Madam President: The Extraordinary, True (and Evolving) Story of Women in Politics
What parents need to know
Parents Need to Know
Parents need to know that this collection of stories about women in politics is an inspiring introduction to amazing women from the United States, as well as a few from other countries. Though it's far from being complete, it presents a solid beginning. Stories of Hilary Clinton, Condoleeza Rice, and Nancy Pelosi have been revised and updated though names like Shirley Chisholm and Janet Reno are sadly missing.
What's the story?
On one level, this is the story of the evolving role of women in politics, with short biographies of 23 politically influential trailblazers. But on another, it's about one girl's desire to become president and the reactions she gets when she tells her friends and family just what she wants to be. Person after person suggests some more practical, pragmatic way to be involved in politics -- something some other woman has already done: marry a president, vote for president, run for vice president, join Congress. She hears the stories of successful, powerful women but, though inspired, she isn't satisfied. Finally, with the words of the Constitution resonating in her ears, she reasserts herself, and the reader feels that somehow she's going to succeed.
Is it any good?
Catherine Thimmesh writes books in the hope that she will inspire girls toward leadership roles, in this case in the world of politics -- and this book certainly succeeds. The long-legged stride and beaming smile of the young girl on the cover, as she marches toward the White House with her presidential binder tucked under her arm, is a perfect image for the spirit of this book, which is optimistic and promising as well as being informative and entertaining.

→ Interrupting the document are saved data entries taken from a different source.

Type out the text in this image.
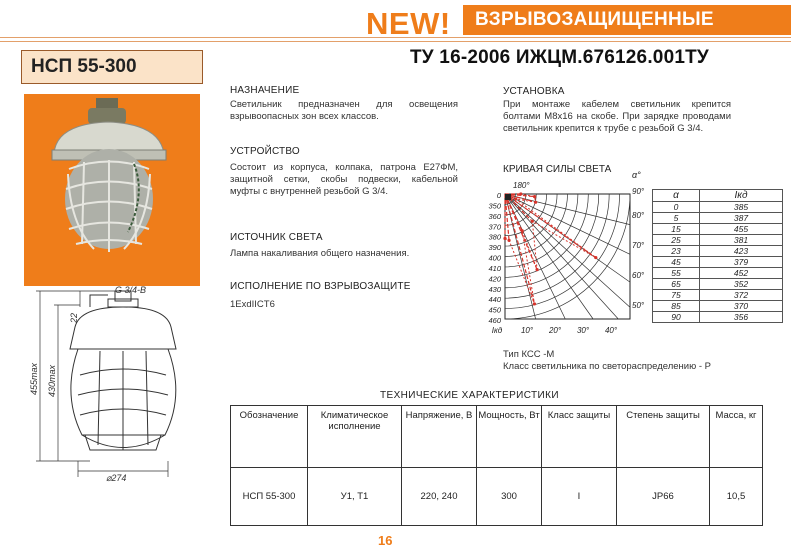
NEW! ВЗРЫВОЗАЩИЩЕННЫЕ
НСП 55-300	ТУ 16-2006 ИЖЦМ.676126.001ТУ
G 3/4-B
22
455max 430max
⌀274
НАЗНАЧЕНИЕ
Светильник предназначен для освещения взрывоопасных зон всех классов.
УСТРОЙСТВО
Состоит из корпуса, колпака, патрона Е27ФМ, защитной сетки, скобы подвески, кабельной муфты с внутренней резьбой G 3/4.
ИСТОЧНИК СВЕТА
Лампа накаливания общего назначения.
ИСПОЛНЕНИЕ ПО ВЗРЫВОЗАЩИТЕ
1ExdIICТ6
УСТАНОВКА
При монтаже кабелем светильник крепится болтами М8х16 на скобе. При зарядке проводами светильник крепится к трубе с резьбой G 3/4.
КРИВАЯ СИЛЫ СВЕТА
0
350
360
370
380
390
400
410
420
430
440
450
460
Iкд
180°
α°
90°
80°
70°
60°
50°
10° 20° 30° 40°
α	Iкд
0	385
5	387
15	455
25	381
23	423
45	379
55	452
65	352
75	372
85	370
90	356
Тип КСС -М
Класс светильника по светораспределению - Р
ТЕХНИЧЕСКИЕ ХАРАКТЕРИСТИКИ
Обозначение	Климатическое исполнение	Напряжение, В	Мощность, Вт	Класс защиты	Степень защиты	Масса, кг
НСП 55-300	У1, Т1	220, 240	300	I	JP66	10,5
16
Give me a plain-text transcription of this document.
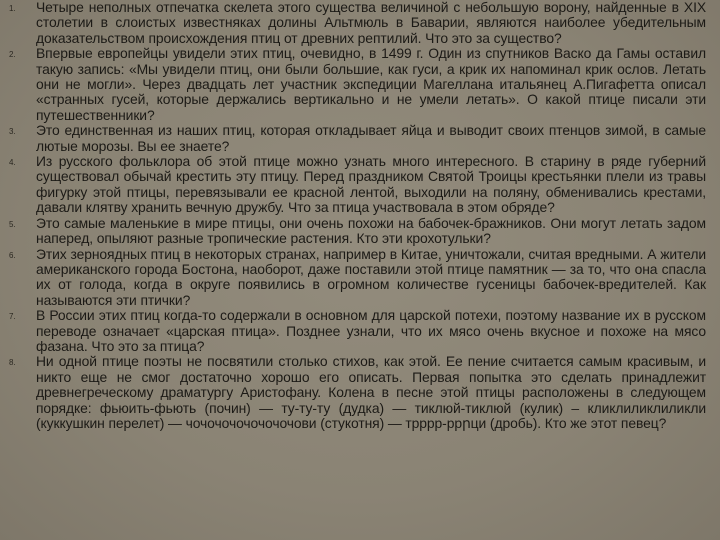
1. Четыре неполных отпечатка скелета этого существа величиной с небольшую ворону, найденные в XIX столетии в слоистых известняках долины Альтмюль в Баварии, являются наиболее убедительным доказательством происхождения птиц от древних рептилий. Что это за существо?
2. Впервые европейцы увидели этих птиц, очевидно, в 1499 г. Один из спутников Васко да Гамы оставил такую запись: «Мы увидели птиц, они были большие, как гуси, а крик их напоминал крик ослов. Летать они не могли». Через двадцать лет участник экспедиции Магеллана итальянец А.Пигафетта описал «странных гусей, которые держались вертикально и не умели летать». О какой птице писали эти путешественники?
3. Это единственная из наших птиц, которая откладывает яйца и выводит своих птенцов зимой, в самые лютые морозы. Вы ее знаете?
4. Из русского фольклора об этой птице можно узнать много интересного. В старину в ряде губерний существовал обычай крестить эту птицу. Перед праздником Святой Троицы крестьянки плели из травы фигурку этой птицы, перевязывали ее красной лентой, выходили на поляну, обменивались крестами, давали клятву хранить вечную дружбу. Что за птица участвовала в этом обряде?
5. Это самые маленькие в мире птицы, они очень похожи на бабочек-бражников. Они могут летать задом наперед, опыляют разные тропические растения. Кто эти крохотульки?
6. Этих зерноядных птиц в некоторых странах, например в Китае, уничтожали, считая вредными. А жители американского города Бостона, наоборот, даже поставили этой птице памятник — за то, что она спасла их от голода, когда в округе появились в огромном количестве гусеницы бабочек-вредителей. Как называются эти птички?
7. В России этих птиц когда-то содержали в основном для царской потехи, поэтому название их в русском переводе означает «царская птица». Позднее узнали, что их мясо очень вкусное и похоже на мясо фазана. Что это за птица?
8. Ни одной птице поэты не посвятили столько стихов, как этой. Ее пение считается самым красивым, и никто еще не смог достаточно хорошо его описать. Первая попытка это сделать принадлежит древнегреческому драматургу Аристофану. Колена в песне этой птицы расположены в следующем порядке: фьюить-фьють (почин) — ту-ту-ту (дудка) — тиклюй-тиклюй (кулик) – кликлиликлиликли (куккушкин перелет) — чочочочочочочочови (стукотня) — трррр-ррրци (дробь). Кто же этот певец?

Written in language that is fairly sophisticated, short two-four page sketches of 23 politically astute women are divided into six sections according to the kind of role each has played. Each short biography emphasizes a specific accomplishment, includes a poignant quotation, and is illustrated by a clever caricature. The six sections are nested in the outer story, which is the story of the girl as she deals with the suggestions of her family and friends. Taken together, and illustrated with remarkably expressive artwork, both strands join to make this an engaging, and inspirational book.
Families can talk about...
Families can talk about how women's roles in U.S. politics have changed between the time of Abigail Adams and today. What did each of these 23 women accomplish? How did their accomplishments help pave the way for women who followed them? And, of course, the biggest question that still remains: Can a girl become president?